In tale contesto, la cucina non fa certo eccezione: ormai – giustamente – elevata al rango di sesta arte, affida ai giovani chef il difficile compito di guidarla verso il futuro. Sono determinati, hanno le idee chiare e non vogliono affatto cullarsi all’ombra dei propri grandi maestri; sanno che oggi non basta essere chef ma bisogna imparare a essere pure imprenditori, facendo una ricerca incessante e selezionando con cura ogni singolo prodotto, materia prima e fornitore. Ed è la materia prima l’assoluta protagonista delle loro creazioni: poco manipolata e modificata il meno possibile, diventa il punto di partenza di un movimento più ampio che trasforma il ‘back to basics’ in un mantra alimentato a suon di costanza ed entusiasmo. Piccolo spoiler: vietato confondere questo ritorno alle origini come una regressione, anzi. Il nodo della questione è che spesso, per poter andare avanti, occorre fare un passo indietro.

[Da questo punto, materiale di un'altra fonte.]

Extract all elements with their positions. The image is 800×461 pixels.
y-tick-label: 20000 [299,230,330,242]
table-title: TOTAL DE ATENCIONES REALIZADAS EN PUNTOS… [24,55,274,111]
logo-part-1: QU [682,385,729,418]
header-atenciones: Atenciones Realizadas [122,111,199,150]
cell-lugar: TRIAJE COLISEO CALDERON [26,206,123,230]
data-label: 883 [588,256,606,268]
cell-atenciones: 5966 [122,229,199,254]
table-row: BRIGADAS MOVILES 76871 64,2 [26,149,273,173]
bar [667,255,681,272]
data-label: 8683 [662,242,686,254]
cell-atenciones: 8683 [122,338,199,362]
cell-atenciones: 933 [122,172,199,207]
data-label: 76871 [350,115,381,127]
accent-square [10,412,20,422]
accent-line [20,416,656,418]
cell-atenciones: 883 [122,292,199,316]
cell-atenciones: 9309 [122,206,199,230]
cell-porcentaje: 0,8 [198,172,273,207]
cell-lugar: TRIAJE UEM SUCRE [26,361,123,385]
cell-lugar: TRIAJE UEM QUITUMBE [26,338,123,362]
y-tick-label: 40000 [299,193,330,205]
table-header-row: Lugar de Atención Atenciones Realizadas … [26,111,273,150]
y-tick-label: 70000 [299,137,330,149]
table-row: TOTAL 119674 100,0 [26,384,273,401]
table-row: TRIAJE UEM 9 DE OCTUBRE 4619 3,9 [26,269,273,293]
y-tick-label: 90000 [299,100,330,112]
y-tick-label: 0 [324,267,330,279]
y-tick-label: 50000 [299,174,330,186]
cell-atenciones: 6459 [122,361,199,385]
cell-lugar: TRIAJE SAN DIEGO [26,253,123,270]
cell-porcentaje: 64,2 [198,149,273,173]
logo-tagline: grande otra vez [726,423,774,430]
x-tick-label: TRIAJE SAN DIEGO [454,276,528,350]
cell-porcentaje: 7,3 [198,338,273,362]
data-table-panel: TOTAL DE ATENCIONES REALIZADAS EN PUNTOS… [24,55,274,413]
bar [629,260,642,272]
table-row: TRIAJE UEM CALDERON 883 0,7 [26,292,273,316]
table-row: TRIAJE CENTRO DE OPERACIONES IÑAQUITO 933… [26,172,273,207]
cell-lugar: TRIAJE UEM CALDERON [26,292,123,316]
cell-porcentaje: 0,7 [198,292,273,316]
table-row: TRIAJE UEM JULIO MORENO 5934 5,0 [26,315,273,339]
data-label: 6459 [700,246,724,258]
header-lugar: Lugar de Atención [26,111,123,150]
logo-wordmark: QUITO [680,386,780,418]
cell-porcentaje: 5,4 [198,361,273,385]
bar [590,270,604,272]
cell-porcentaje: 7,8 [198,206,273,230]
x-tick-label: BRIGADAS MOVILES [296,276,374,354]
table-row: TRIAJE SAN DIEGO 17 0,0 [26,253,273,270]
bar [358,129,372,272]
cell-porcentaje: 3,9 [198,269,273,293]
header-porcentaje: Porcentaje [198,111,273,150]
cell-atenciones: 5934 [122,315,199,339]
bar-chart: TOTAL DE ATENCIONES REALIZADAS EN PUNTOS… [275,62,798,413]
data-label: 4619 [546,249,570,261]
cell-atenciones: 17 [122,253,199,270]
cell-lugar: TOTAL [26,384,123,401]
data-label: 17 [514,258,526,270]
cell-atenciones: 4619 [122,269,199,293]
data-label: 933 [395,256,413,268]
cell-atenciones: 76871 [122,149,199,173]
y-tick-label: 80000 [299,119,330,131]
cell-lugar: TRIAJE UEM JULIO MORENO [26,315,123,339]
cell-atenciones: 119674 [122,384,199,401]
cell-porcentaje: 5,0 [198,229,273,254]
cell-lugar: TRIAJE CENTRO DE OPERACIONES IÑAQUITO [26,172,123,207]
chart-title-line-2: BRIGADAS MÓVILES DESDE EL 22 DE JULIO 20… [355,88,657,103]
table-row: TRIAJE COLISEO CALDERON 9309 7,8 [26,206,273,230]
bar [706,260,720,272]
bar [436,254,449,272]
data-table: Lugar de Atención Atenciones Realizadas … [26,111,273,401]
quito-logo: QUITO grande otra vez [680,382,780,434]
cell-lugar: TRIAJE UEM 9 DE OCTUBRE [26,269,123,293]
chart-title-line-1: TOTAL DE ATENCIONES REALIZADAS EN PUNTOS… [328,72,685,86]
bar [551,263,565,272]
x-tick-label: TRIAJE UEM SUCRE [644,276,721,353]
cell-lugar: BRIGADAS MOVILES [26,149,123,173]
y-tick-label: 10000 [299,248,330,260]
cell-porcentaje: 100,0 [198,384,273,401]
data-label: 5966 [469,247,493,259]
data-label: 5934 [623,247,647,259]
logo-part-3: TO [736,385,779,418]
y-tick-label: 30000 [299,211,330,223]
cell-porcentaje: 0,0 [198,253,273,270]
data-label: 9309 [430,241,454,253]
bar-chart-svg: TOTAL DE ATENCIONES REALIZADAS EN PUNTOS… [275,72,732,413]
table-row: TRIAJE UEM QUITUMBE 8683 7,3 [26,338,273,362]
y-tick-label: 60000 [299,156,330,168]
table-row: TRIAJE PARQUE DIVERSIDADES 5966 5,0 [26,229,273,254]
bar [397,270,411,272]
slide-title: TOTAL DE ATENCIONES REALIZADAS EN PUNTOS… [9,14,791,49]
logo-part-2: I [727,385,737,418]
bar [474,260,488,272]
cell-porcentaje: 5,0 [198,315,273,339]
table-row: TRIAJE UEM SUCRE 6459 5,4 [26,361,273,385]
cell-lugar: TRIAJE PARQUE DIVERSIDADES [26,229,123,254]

Sara Preceruti, classe 1983, a ventott’anni conquista la stella Michelin alla Locanda del Notaio e nel 2016 apre il primo locale di proprietà a Porlezza, in provincia di Como, l’Acquada. Originaria di Pavia, Preceruti per il suo ristorante sceglie non a caso un nome che in dialetto lombardo significa ‘acquazzone’, quasi a voler testimoniare il vortice di sensazioni che travolge il palato grazie alla sapiente fusione di tradizione e innovazione. «La mia è una cucina diretta, che non mira a stravolgere la materia prima con cotture estreme: è riconducibile a una questione di identità e personalità, nel senso che accompagna le diverse fasi della mia vita e cambia a seconda di esse, quasi dando loro voce».
È un inno alla coerenza, quello di Sara Preceruti, tema che – insieme alla costanza – è caro a Simone Tricarico, milanese del 1990, approdato nell’aprile 2019 al Fioraio Bianchi Caffè, nella romantica Brera. Dopo parecchi anni all’estero, alla corte di monsieur Alain Ducasse; al The Waterside Inn, il tre stelle Michelin più famoso del Regno Unito; da Michel Bras a Laguiole e all’Astrance di Pascal Barbot, prendere in mano quel piccolo locale che un po’ ricorda un bistrot francese è insieme una svolta e una sfida. «Ho semplificato l’offerta, faccio la spesa al mercato di via San Marco per avere prodotti 100% italiani e costruire così una relazione di totale onestà col cliente. Il mio obiettivo è far da mangiare bene, in modo fresco e sano, obiettivo che si raggiunge soltanto conoscendo la stagionalità e arricchendo la propria cultura in merito ai prodotti. Per me e i miei ragazzi è un impegno incessante, che mettiamo in pratica ogni giorno e che finisce per essere una forma di divertimento».